The entire Moose season -- so far, 102 points and a first-overall standing -- has not rested on the shoulders of the 23-year-old from Marblehead, Mass., nor will it to the finish.
That's because Manitoba has NHL-battle-tested Curtis Sanford as the other half of a netminding duo that plays behind a fairly strong lineup.
Schneider, however, figures to be the spotlight goalie for the post-season, barring something very unusual in the coming days.
And he said he's anything but in need of a breather.
"Obviously, Curtis has done great and we'll share the time or whatever, but I don't think I've played too many games, only 44 between Van and here, so I'm relatively fresh, so to speak," said Schneider, who was absent from the team for about six weeks, helping to fill in when Canucks' No. 1 goalie Roberto Luongo was out with a groin injury. "After the next game, we have almost a week off before Toronto.
"I'm sure the coach will be good at delegating practice time to keep it short so that guys stay fresh.

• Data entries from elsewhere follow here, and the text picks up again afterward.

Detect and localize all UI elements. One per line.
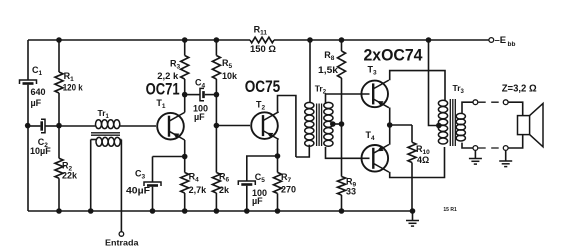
label R7: [281, 172, 292, 184]
wire Tr1 primary leads: [59, 125, 156, 127]
wire T2 collector: [278, 96, 296, 158]
terminal speaker top: [503, 100, 508, 105]
label Entrada: [105, 238, 139, 247]
svg-text:1,5k: 1,5k: [318, 65, 339, 75]
transformer Tr1 core: [91, 133, 120, 135]
label Tr3: [453, 83, 465, 95]
speaker LS: [518, 104, 544, 147]
wire C4 right: [205, 94, 217, 96]
svg-text:10µF: 10µF: [30, 146, 51, 156]
wire C2 branch: [28, 125, 59, 127]
node bottom rail / R6: [214, 208, 220, 214]
label R10: [416, 144, 430, 156]
label R6: [219, 172, 230, 184]
node left rail / C2: [25, 123, 31, 129]
wire T4 collector: [390, 147, 445, 178]
label T2: [256, 100, 266, 112]
resistor R8: [338, 40, 346, 124]
label R11: [254, 25, 268, 37]
label R1 value: [63, 83, 84, 93]
wire Tr3 secondary bottom lead: [462, 143, 473, 148]
transformer Tr3 primary coil: [438, 100, 447, 144]
label R9 value: [346, 187, 356, 197]
label C1 value: [31, 87, 46, 108]
transformer Tr2 secondary coil: [324, 102, 333, 146]
svg-text:µF: µF: [252, 196, 263, 206]
transistor T1: [157, 112, 185, 140]
wire R10 top: [390, 125, 412, 142]
label -Ebb: [495, 35, 516, 48]
label C4: [195, 78, 206, 90]
wire T1 emitter: [184, 140, 186, 157]
label R2 value: [62, 171, 78, 181]
transformer Tr2 primary coil: [305, 102, 314, 146]
svg-text:Z=3,2 Ω: Z=3,2 Ω: [502, 83, 537, 94]
wire C4 left: [185, 94, 200, 96]
wire speaker top lead: [508, 102, 523, 115]
wire R5 to T2 base junction: [215, 95, 217, 126]
ground Tr3 secondary: [469, 151, 482, 165]
wire bottom ground rail: [28, 210, 413, 212]
node T1 emitter / C3 / R4: [182, 154, 188, 160]
transformer Tr2 core: [317, 104, 322, 147]
wire C5 to ground rail: [246, 186, 248, 211]
wire Tr1 secondary right lead: [120, 140, 122, 232]
wire T2 base: [216, 125, 250, 127]
terminal speaker bottom: [503, 146, 508, 151]
wire C3 to ground rail: [152, 187, 154, 211]
node R5/R6/T2 base: [214, 123, 220, 129]
svg-text:10k: 10k: [222, 71, 238, 81]
svg-text:µF: µF: [194, 112, 205, 122]
label R9: [346, 177, 357, 189]
label T3: [368, 65, 378, 77]
terminal -Ebb: [489, 38, 494, 43]
terminal Entrada: [119, 232, 124, 237]
label Tr1: [98, 108, 110, 120]
node R1/R2/C2/Tr1: [56, 123, 62, 129]
label C4 value: [193, 104, 208, 123]
node bottom rail / R10 / ground: [410, 208, 416, 214]
wire T1 collector: [184, 95, 186, 113]
svg-text:Entrada: Entrada: [105, 238, 139, 247]
resistor R3: [181, 40, 189, 95]
node top rail / R5: [214, 37, 220, 43]
svg-text:4Ω: 4Ω: [417, 155, 429, 165]
capacitor C5: [238, 181, 255, 186]
svg-text:150 Ω: 150 Ω: [250, 44, 276, 54]
label R4 value: [189, 185, 208, 195]
wire top supply rail: [28, 39, 489, 41]
wire T4 emitter: [389, 125, 391, 145]
ground main: [406, 211, 419, 226]
transformer Tr1 secondary coil: [96, 137, 120, 146]
svg-text:15 R1: 15 R1: [443, 207, 457, 213]
wire Tr2 secondary top lead to T3 base: [326, 94, 370, 104]
svg-text:2,2 k: 2,2 k: [157, 71, 179, 81]
transistor T2: [251, 112, 279, 140]
label R1: [64, 71, 75, 83]
label 2xOC74: [364, 47, 424, 65]
label R8 value: [318, 65, 339, 75]
transformer Tr3 core: [450, 99, 455, 146]
node top rail / R1: [56, 37, 62, 43]
node bottom rail / Tr1: [88, 208, 94, 214]
wire Tr2 primary top lead: [309, 40, 311, 103]
terminal Tr3 secondary bottom: [473, 146, 478, 151]
label C2 value: [30, 146, 51, 156]
svg-text:OC71: OC71: [146, 80, 180, 98]
resistor R11: [250, 37, 274, 43]
wire T3 collector: [390, 71, 445, 101]
label R10 value: [417, 155, 429, 165]
node bottom rail / C5: [244, 208, 250, 214]
wire dashed link top: [478, 101, 503, 103]
ground speaker: [499, 150, 512, 166]
label OC75: [245, 78, 281, 96]
label C5 value: [252, 188, 267, 206]
svg-text:OC75: OC75: [245, 78, 281, 96]
svg-text:2k: 2k: [219, 185, 230, 195]
node C4 / R5: [214, 92, 220, 98]
wire Tr2 secondary bottom lead to T4 base: [326, 147, 370, 158]
label T1: [156, 98, 166, 110]
resistor R1: [55, 40, 63, 126]
label R3: [170, 59, 181, 71]
svg-text:bb: bb: [508, 41, 516, 48]
svg-text:40µF: 40µF: [126, 186, 151, 196]
node top rail / R3: [182, 37, 188, 43]
label R11 value: [250, 44, 276, 54]
transistor T3: [361, 80, 388, 108]
wire dashed link bottom: [478, 147, 503, 149]
node T3/T4 emitters / R10: [387, 122, 393, 128]
transformer Tr1 primary coil: [96, 120, 120, 129]
label R7 value: [281, 185, 296, 195]
wire emitter to C3: [153, 157, 185, 183]
svg-text:33: 33: [346, 187, 356, 197]
node Tr3 center tap: [436, 123, 442, 129]
node bottom rail / R9: [339, 208, 345, 214]
capacitor C4: [200, 88, 205, 100]
node top rail / Ebb feed: [426, 37, 432, 43]
wire speaker bottom lead: [508, 135, 523, 148]
svg-text:2xOC74: 2xOC74: [364, 47, 424, 65]
wire T3 emitter: [389, 108, 391, 126]
wire Tr2 primary bottom lead: [296, 145, 309, 157]
wire Tr3 center tap feed: [429, 40, 439, 126]
wire left rail: [27, 40, 29, 211]
node top rail / Tr2 primary: [307, 37, 313, 43]
node Tr2 center tap: [330, 121, 336, 127]
node top rail / R8: [339, 37, 345, 43]
svg-text:270: 270: [281, 185, 296, 195]
label R4: [189, 172, 200, 184]
label T4: [366, 130, 376, 142]
resistor R2: [55, 126, 63, 211]
label C3: [135, 169, 146, 181]
svg-text:22k: 22k: [62, 171, 78, 181]
label Tr2: [315, 84, 327, 96]
svg-text:120 k: 120 k: [63, 83, 84, 93]
resistor R4: [181, 157, 189, 212]
capacitor C2: [40, 119, 45, 132]
label C1: [32, 65, 43, 77]
transformer Tr3 secondary coil: [456, 113, 465, 141]
resistor R5: [212, 40, 220, 95]
node bottom rail / R7: [275, 208, 281, 214]
transistor T4: [362, 145, 390, 173]
label 15R1: [443, 207, 457, 213]
label R6 value: [219, 185, 230, 195]
resistor R6: [212, 126, 220, 212]
svg-text:2,7k: 2,7k: [189, 185, 208, 195]
label C3 value: [126, 186, 151, 196]
label R2: [62, 161, 73, 173]
wire Tr1 secondary left lead: [91, 140, 97, 212]
wire Tr2 center tap: [333, 123, 342, 125]
terminal Tr3 secondary top: [473, 100, 478, 105]
label R5 value: [222, 71, 238, 81]
capacitor C3: [144, 182, 161, 187]
label Z=3,2: [502, 83, 537, 94]
wire emitter to C5: [247, 156, 278, 181]
node bottom rail / R2: [56, 208, 62, 214]
label C2: [38, 137, 49, 149]
svg-text:–E: –E: [495, 35, 507, 46]
label C5: [255, 172, 266, 184]
svg-text:640: 640: [31, 87, 46, 97]
node bottom rail / C3: [150, 208, 156, 214]
label R8: [324, 50, 335, 62]
resistor R9: [338, 124, 346, 211]
node R3 / C4 / T1 collector: [182, 92, 188, 98]
svg-text:µF: µF: [31, 98, 42, 108]
resistor R10: [408, 142, 416, 211]
node bottom rail / R4: [182, 208, 188, 214]
label R3 value: [157, 71, 179, 81]
resistor R7: [274, 156, 282, 211]
capacitor C1: [20, 80, 37, 85]
node T2 emitter / C5 / R7: [275, 153, 281, 159]
wire T2 emitter: [277, 139, 279, 156]
node center tap / R8 / R9: [339, 121, 345, 127]
label OC71: [146, 80, 180, 98]
label R5: [222, 58, 233, 70]
wire Tr3 secondary top lead: [462, 102, 473, 113]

I think Curtis is pretty fresh, too, so either one of us will be ready to go."
Schneider, who has started two of the last four contests, said after Saturday's brief practice at Gateway Community Centre that he's enthused about his improving form.
"I think last night was almost the best I felt all year," he said. "I felt good moving around and tracking the puck and it just had that playoff feel to it, plus we had that intensity and adrenaline going."
That form is evident at the time of year when deflected shots and pucks off skates and legs are common happenings for goals.
"It seems that if a goalie is seeing the puck at this time of year, he's going to stop it," Schneider said. "You've got to get garbage goals and get to the front of the net.
"For the team, you have to make sure you block shots, pick up guys in front of the net and don't leave any loose sticks around.
"For a goalie, you have to read the plays, be aggressive and try to get out on those tips, don't sit back. It's all situational and you've got to be aware."
With their remaining games reasonably spread out, Arniel did say Saturday that both Schneider and Sanford can expect playing time.
"I think we're spread out here good for the rest of the season and both guys will get an opportunity to play a couple of games," he said.